Consider alternatives, testnets, and bright-line prohibitions: conduct research (and education) using less ethically risky alternatives or testnets; in some cases, bright-line prohibitions should be established in advance to limit risk.
Protect and dispose of dangerous methods: avoid creating (executable) dual-use research methods (such as de-anonymizing methods) and otherwise protect methods and dispose of them immediately at the conclusion of the research lifecycle.
Disclose software vulnerabilities: current best-practice software vulnerability disclosure practices are not well-suited to cryptocurrency and blockchain research, but until better practices are developed, immediately disclose software vulnerabilities to software developers.
Minimize value exchanges: acquire or purchase the minimum value of assets necessary for research (none if possible).
Develop lab guidelines: work towards developing a usable set of internal research guidelines; consider engaging inter-disciplinary researchers outside of your research team.
Immediately and with some urgency, work is needed to establish robust guidelines for cryptocurrency and blockchain research and any future “value” technologies, ideally across academic, industry, and government stakeholders.
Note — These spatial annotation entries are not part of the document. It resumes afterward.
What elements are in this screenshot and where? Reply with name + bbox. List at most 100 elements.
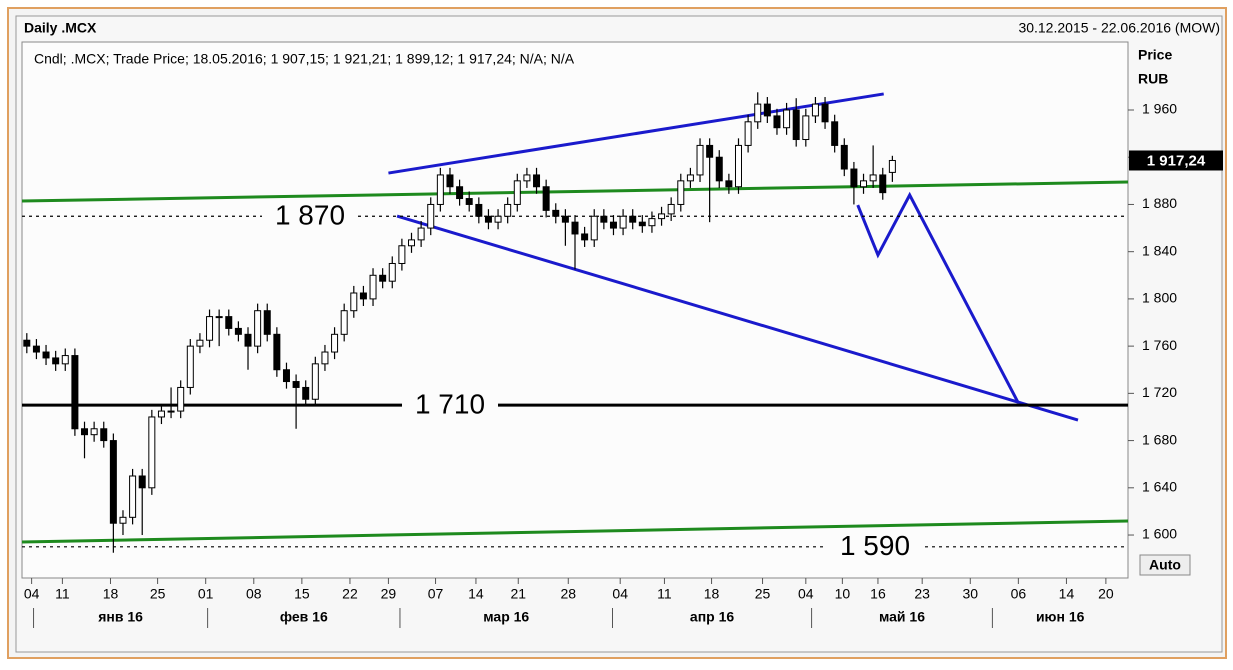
candle-body (542, 186, 550, 211)
period-label: май 16 (879, 609, 925, 625)
candle-body (533, 174, 541, 188)
x-tick-label: 16 (870, 586, 886, 602)
candle-body (581, 233, 589, 241)
y-tick-label: 1 800 (1142, 290, 1177, 306)
level-label: 1 710 (415, 389, 485, 420)
candle-body (282, 369, 290, 383)
candle-body (321, 351, 329, 365)
candle-body (840, 144, 848, 170)
candle-body (311, 363, 319, 400)
candle-body (619, 215, 627, 229)
candle-body (273, 333, 281, 371)
x-tick-label: 11 (657, 586, 672, 602)
trendline (856, 191, 1020, 404)
info-line: Cndl; .MCX; Trade Price; 18.05.2016; 1 9… (34, 51, 575, 67)
candle-body (90, 428, 98, 436)
y-tick-label: 1 880 (1142, 195, 1177, 211)
x-tick-label: 20 (1098, 586, 1114, 602)
y-tick-label: 1 760 (1142, 337, 1177, 353)
candle-body (600, 215, 608, 223)
candle-body (850, 168, 858, 188)
candle-body (109, 440, 117, 524)
candle-body (494, 215, 502, 223)
candle-body (677, 180, 685, 205)
x-tick-label: 04 (612, 586, 628, 602)
candle-body (302, 386, 310, 400)
candle-body (23, 339, 31, 347)
candle-body (263, 310, 271, 335)
candle-body (802, 115, 810, 141)
x-tick-label: 10 (835, 586, 851, 602)
candle-body (42, 351, 50, 359)
candle-body (359, 292, 367, 300)
candle-body (773, 115, 781, 129)
period-label: июн 16 (1036, 609, 1085, 625)
auto-button[interactable] (1139, 554, 1191, 576)
candle-body (129, 475, 137, 518)
candle-body (100, 428, 108, 442)
candle-body (754, 103, 762, 123)
chart-title: Daily .MCX (24, 20, 97, 36)
candle-body (61, 355, 69, 365)
x-tick-label: 25 (150, 586, 166, 602)
candle-body (417, 227, 425, 241)
x-tick-label: 08 (246, 586, 262, 602)
y-tick-label: 1 720 (1142, 384, 1177, 400)
x-tick-label: 07 (428, 586, 444, 602)
last-price-label: 1 917,24 (1147, 152, 1206, 169)
candle-body (484, 215, 492, 223)
y-tick-label: 1 840 (1142, 242, 1177, 258)
candle-body (609, 221, 617, 229)
candle-body (513, 180, 521, 205)
candle-body (196, 339, 204, 347)
candle-body (763, 103, 771, 117)
candle-body (590, 215, 598, 241)
y-axis-label: RUB (1138, 71, 1168, 87)
x-tick-label: 04 (798, 586, 814, 602)
candle-body (571, 221, 579, 235)
candle-body (638, 221, 646, 227)
period-label: янв 16 (98, 609, 143, 625)
x-tick-label: 15 (294, 586, 310, 602)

In a gesture towards this future, this article investigated the prevalence of ethics disclosures in the literature, surveyed researchers about their ethical practices and opinions, and analyzed the unique challenges facing the ethical research of cryptocurrencies and blockchains, warning of further risks as technologies are integrated across infrastructures.
I would like to thank Megan Finn and Katie Shilton for their support.
This research is supported by NSF grant #1634202
Publication data deposited at Mendeley Data: https://data.mendeley.com/datasets/cwzfpkpn67/1
Questionnaire response data deposited at Mendeley Data: https://data.mendeley.com/datasets/cwzfpkpn67/1
I have small holdings of cryptocurrencies that change composition and value frequently, typically worth less than US $2,000. I work with a variety of cryptocurrency and blockchain companies and organizations and are compensated in USD or cryptocurrency for this work. My up-to-date declaration of interests can be found on my personal website.
All procedures performed in this study involving human participants were in accordance with the ethical standards of the institutional and/or national research committee and with the 1964 Helsinki declaration and its later amendments or comparable ethical standards. Informed consent (where possible) was obtained from all individual participants included in the study.
This research was approved by University of Washington Institutional Review Board.